Calorie. Just hearing that word used to be enough to send me into a cold sweat.

You see, I had gained 68lbs while pregnant with my second baby and I could NOT get it back off. Obviously (to me back then) I was eating too many calories in a day, but whenever I tried to eat way less I was starving, and it made me want to eat soooo much more. It was this vicious cycle that was beyond frustrating and I felt like a total failure every day that my weight didn’t budge.

I became obsessed with calories. They were literally the only thing I cared about when it came to food. Not ingredients, not quality or even flavour. If it was low cal I was into it.

Sidenote: how crazy is that? Calories are the measure of energy that our body needs just to exist. It’s like being afraid of putting gasoline in your car….

Anyway…maybe you’re in that head space right now? Maybe you were? If you have dieted at ANY point in your life, I’m sure you can relate to the calorie obsession. So here’s why it’s so frustrating: Calories don’t dictate weight loss/weight gain. Not in the long term. They just don’t.

That old, ‘exercise more eat less’ strategy? It’s a total myth you guys! It’s taken me a loooooong time to come to terms with this and it may be hard for you to accept too, but read on and I’ll do my best to bring you to the light side (we have way better food here).

Using the calorie explanation of weight loss means accepting that if your body burns 2000 calories a day, and you eat 2000 calories a day your weight will stay static. If you then eat 1500 calories a day, you will go into a calorie deficit and lose weight. If you continue to eat 1500 calories a day you will continue to lose weight. With me so far?

Okay, so this theory assumes one very important thing: that your body will continue to burn 2000 calories a day even though you’re only eating 1500. The problem? That turns out not to be true!

What?! Restricting food doesn’t work?
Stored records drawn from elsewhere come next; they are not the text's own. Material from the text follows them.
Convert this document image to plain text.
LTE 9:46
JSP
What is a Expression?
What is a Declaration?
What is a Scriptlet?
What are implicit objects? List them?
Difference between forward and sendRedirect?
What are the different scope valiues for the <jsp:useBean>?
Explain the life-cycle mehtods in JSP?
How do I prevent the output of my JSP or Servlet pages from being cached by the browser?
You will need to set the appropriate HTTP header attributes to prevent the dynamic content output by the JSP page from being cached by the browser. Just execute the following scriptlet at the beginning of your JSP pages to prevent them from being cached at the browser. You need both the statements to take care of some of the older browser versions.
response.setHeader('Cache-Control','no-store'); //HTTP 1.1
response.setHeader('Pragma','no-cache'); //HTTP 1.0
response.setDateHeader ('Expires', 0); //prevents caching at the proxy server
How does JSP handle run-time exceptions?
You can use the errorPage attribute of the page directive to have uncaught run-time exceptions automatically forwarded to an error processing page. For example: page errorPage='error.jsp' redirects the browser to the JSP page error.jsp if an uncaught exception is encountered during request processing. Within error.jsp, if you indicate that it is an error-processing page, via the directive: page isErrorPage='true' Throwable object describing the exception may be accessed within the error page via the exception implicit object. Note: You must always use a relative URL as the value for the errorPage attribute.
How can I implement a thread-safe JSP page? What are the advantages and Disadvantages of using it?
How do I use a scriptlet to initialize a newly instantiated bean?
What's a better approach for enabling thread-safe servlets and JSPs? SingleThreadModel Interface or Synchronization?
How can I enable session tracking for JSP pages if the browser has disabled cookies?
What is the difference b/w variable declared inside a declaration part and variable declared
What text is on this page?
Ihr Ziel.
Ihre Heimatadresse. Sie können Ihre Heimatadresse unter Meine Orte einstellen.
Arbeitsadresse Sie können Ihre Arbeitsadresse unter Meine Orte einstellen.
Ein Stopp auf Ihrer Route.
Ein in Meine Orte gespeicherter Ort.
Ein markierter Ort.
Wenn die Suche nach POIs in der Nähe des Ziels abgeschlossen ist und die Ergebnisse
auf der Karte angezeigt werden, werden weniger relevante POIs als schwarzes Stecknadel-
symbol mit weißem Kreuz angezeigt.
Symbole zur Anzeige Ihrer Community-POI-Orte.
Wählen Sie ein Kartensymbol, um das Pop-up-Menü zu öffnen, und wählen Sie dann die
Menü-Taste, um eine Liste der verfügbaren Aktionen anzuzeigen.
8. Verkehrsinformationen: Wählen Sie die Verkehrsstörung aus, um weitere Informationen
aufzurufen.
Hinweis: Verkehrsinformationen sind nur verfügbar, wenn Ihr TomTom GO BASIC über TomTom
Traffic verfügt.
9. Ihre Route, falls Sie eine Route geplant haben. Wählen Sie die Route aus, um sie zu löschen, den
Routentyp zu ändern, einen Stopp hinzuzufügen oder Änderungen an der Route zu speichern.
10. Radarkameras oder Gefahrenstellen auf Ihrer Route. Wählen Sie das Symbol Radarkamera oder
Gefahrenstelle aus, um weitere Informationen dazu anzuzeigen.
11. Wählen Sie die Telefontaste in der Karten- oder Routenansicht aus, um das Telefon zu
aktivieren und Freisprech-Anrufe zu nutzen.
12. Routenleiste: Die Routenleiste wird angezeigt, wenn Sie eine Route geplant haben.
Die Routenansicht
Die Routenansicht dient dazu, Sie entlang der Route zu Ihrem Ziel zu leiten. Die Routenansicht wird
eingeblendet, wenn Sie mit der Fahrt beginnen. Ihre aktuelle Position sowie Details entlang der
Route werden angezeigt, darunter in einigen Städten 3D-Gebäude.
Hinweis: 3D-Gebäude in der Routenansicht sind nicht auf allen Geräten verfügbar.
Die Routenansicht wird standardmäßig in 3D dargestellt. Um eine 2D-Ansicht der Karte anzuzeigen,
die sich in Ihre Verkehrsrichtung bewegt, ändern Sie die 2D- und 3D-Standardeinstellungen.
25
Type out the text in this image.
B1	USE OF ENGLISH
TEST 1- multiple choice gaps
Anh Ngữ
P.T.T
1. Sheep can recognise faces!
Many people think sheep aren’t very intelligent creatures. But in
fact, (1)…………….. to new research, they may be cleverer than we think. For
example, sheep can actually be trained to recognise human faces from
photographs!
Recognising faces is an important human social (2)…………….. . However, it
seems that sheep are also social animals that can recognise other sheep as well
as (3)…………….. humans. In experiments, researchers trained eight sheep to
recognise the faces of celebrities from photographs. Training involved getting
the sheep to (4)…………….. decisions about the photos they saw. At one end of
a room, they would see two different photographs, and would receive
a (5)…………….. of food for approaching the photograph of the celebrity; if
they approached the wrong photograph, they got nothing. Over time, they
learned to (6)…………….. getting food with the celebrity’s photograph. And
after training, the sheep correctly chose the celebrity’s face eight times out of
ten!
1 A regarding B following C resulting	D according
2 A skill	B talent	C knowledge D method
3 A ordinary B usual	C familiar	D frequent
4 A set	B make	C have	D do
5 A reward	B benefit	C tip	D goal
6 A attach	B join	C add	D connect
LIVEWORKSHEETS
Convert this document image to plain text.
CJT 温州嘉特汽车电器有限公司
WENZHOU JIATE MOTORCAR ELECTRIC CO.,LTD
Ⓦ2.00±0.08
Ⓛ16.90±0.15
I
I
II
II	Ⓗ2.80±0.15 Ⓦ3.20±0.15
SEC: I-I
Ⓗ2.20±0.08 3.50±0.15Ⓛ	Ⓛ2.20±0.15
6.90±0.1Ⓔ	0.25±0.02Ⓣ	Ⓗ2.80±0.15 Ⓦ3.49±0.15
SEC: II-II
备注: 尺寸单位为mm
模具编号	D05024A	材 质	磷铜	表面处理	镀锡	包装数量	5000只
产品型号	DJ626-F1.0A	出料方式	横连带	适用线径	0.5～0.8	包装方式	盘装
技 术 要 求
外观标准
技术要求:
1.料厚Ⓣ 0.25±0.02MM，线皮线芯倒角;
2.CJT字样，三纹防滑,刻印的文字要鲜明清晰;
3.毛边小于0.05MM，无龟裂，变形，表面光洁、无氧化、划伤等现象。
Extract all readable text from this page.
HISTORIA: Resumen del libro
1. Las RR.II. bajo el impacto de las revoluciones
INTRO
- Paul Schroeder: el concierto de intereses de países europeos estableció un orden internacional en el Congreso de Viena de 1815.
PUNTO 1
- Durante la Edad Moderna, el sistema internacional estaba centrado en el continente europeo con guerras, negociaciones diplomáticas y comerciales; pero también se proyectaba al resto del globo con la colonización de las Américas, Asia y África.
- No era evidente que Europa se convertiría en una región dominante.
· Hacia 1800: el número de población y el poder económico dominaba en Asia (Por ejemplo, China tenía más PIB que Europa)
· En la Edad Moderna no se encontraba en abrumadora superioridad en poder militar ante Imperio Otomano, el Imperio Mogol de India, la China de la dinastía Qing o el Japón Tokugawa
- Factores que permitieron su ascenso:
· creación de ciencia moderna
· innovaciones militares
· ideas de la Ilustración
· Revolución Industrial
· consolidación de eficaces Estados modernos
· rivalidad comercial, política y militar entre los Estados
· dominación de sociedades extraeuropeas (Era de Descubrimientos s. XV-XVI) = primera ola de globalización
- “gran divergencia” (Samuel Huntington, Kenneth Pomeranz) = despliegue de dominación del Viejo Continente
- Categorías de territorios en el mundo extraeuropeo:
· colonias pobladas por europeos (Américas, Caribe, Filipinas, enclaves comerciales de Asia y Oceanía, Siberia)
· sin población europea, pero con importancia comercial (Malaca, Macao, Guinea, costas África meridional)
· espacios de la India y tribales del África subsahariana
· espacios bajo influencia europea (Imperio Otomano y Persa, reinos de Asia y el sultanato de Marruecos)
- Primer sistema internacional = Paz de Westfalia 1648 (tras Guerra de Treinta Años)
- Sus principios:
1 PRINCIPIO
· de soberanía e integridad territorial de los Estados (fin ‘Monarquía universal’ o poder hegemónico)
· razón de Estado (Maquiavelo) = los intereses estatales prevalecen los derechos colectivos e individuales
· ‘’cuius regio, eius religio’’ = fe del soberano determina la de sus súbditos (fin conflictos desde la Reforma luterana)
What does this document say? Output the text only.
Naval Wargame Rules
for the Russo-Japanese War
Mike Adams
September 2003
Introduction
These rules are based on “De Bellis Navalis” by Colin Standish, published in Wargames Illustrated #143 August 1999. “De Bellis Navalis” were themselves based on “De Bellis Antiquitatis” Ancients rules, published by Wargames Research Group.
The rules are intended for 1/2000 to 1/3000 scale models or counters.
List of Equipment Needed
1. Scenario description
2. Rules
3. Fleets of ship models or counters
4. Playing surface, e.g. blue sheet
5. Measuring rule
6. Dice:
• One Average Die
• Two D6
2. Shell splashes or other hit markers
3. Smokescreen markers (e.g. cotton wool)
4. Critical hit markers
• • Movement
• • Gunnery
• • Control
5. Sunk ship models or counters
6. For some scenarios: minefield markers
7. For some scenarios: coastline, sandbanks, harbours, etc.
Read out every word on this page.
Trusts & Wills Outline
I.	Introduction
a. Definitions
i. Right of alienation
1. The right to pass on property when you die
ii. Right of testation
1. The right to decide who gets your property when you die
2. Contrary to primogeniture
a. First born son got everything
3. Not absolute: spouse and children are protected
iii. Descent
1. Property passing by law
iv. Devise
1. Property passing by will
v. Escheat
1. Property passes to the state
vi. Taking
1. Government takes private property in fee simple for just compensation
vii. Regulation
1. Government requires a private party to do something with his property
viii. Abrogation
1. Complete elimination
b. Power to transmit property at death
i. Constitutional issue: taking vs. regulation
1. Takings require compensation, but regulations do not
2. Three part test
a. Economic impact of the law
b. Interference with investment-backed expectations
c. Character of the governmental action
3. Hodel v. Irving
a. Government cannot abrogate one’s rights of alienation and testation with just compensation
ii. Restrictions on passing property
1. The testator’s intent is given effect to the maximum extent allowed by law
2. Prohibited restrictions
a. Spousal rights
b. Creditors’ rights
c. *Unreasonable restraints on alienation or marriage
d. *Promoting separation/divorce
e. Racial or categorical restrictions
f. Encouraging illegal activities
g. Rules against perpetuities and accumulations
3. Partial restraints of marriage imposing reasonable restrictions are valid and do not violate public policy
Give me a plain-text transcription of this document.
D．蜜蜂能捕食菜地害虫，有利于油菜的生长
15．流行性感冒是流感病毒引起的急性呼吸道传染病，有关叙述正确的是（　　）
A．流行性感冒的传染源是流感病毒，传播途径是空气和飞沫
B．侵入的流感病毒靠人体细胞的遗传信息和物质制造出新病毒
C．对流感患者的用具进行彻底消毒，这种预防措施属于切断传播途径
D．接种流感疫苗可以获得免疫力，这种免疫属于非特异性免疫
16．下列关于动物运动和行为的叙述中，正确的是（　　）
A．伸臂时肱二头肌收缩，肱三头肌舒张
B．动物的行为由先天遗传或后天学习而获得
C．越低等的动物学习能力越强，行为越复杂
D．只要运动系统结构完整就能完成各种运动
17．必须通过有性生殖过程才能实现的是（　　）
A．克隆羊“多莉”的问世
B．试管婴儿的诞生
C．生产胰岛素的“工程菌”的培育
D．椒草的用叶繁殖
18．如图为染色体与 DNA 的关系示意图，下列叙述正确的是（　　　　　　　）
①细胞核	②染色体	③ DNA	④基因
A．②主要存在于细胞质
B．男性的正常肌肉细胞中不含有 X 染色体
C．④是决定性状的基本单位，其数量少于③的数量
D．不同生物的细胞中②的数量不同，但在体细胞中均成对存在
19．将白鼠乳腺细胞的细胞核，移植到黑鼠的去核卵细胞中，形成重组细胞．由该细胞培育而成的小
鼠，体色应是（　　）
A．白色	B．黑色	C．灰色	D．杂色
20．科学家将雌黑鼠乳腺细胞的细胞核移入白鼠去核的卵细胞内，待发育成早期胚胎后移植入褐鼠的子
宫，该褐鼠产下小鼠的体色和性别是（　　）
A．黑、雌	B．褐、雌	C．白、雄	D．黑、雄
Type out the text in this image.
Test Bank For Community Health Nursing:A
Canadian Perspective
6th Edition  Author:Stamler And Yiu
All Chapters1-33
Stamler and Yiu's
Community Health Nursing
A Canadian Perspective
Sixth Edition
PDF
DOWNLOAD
I know right.

Your body is ridiculously smart, and it does it’s very best to keep you alive (not such an easy task these days), so when your body realizes that you are consistently taking in LESS than you are putting out alarm bells go off. This is because if you continue to operate on a deficit, eventually you will run out of stored energy and you will die.

Now obviously your body doesn’t realize that when you reach XXXlbs you’ll stop the deficit, so it takes matters into its own hands. That means lowering the amount of calories burned in a day. So now, your body is burning 1500 calories a day instead of 2000. Your body is actually even a little conservative so if you keep the deficit up too long it lowers even a bit more, say to 1400 calories per day (just to be safe). Now, even though you’re eating LESS than you were when you were burning 2000 and eating 2000, you’re actually in a surplus and you can start seeing weight come back on!

Mind blowing, right?

This is what happened with those contestants on The Biggest Loser. There was a study that came out a little while ago (a year? Two? Somewhere in there) showing that the contestants who had lost all of this weight using the calorie myth (increasing exercise dramatically and eating less) had pretty much gained it all back. The worst part? They weren’t back to eating horribly or sitting on the couch for the entire day.

What had happened, was that they had gone back to real life where you can’t work out 6 days a week for 3+ hours. They were still eating their new diets (for the most part) and staying low cal. So why had all the weight come back? Their metabolisms had down regulated so much that even eating way less food than they ever had before put them into a calorie surplus so great that the weight came piling back on. Their bodies were in survival mode burning as few calories as possible.

The scary part is, upregulating the metabolism is insanely hard to do. There aren’t enough studies showing that it can even be done successfully in the long term. This is why chronic dieters end up having an EXTREMELY hard time losing weight in the long term. Their bodies just do NOT want to burn more calories in a day, and you can only eat so little and keep going.

This is why in long term studies, 99% of diets based on the calorie equation eventually fail. The weight always comes back.

So then what works? You need to look at the HORMONES underlying weight gain and fat burning. Your body uses hormones to control basically everything, and storing energy away for later is no exception. Turning on the hormones to burn stored fat instead of storing more is critical if you want to achieve long term fat loss.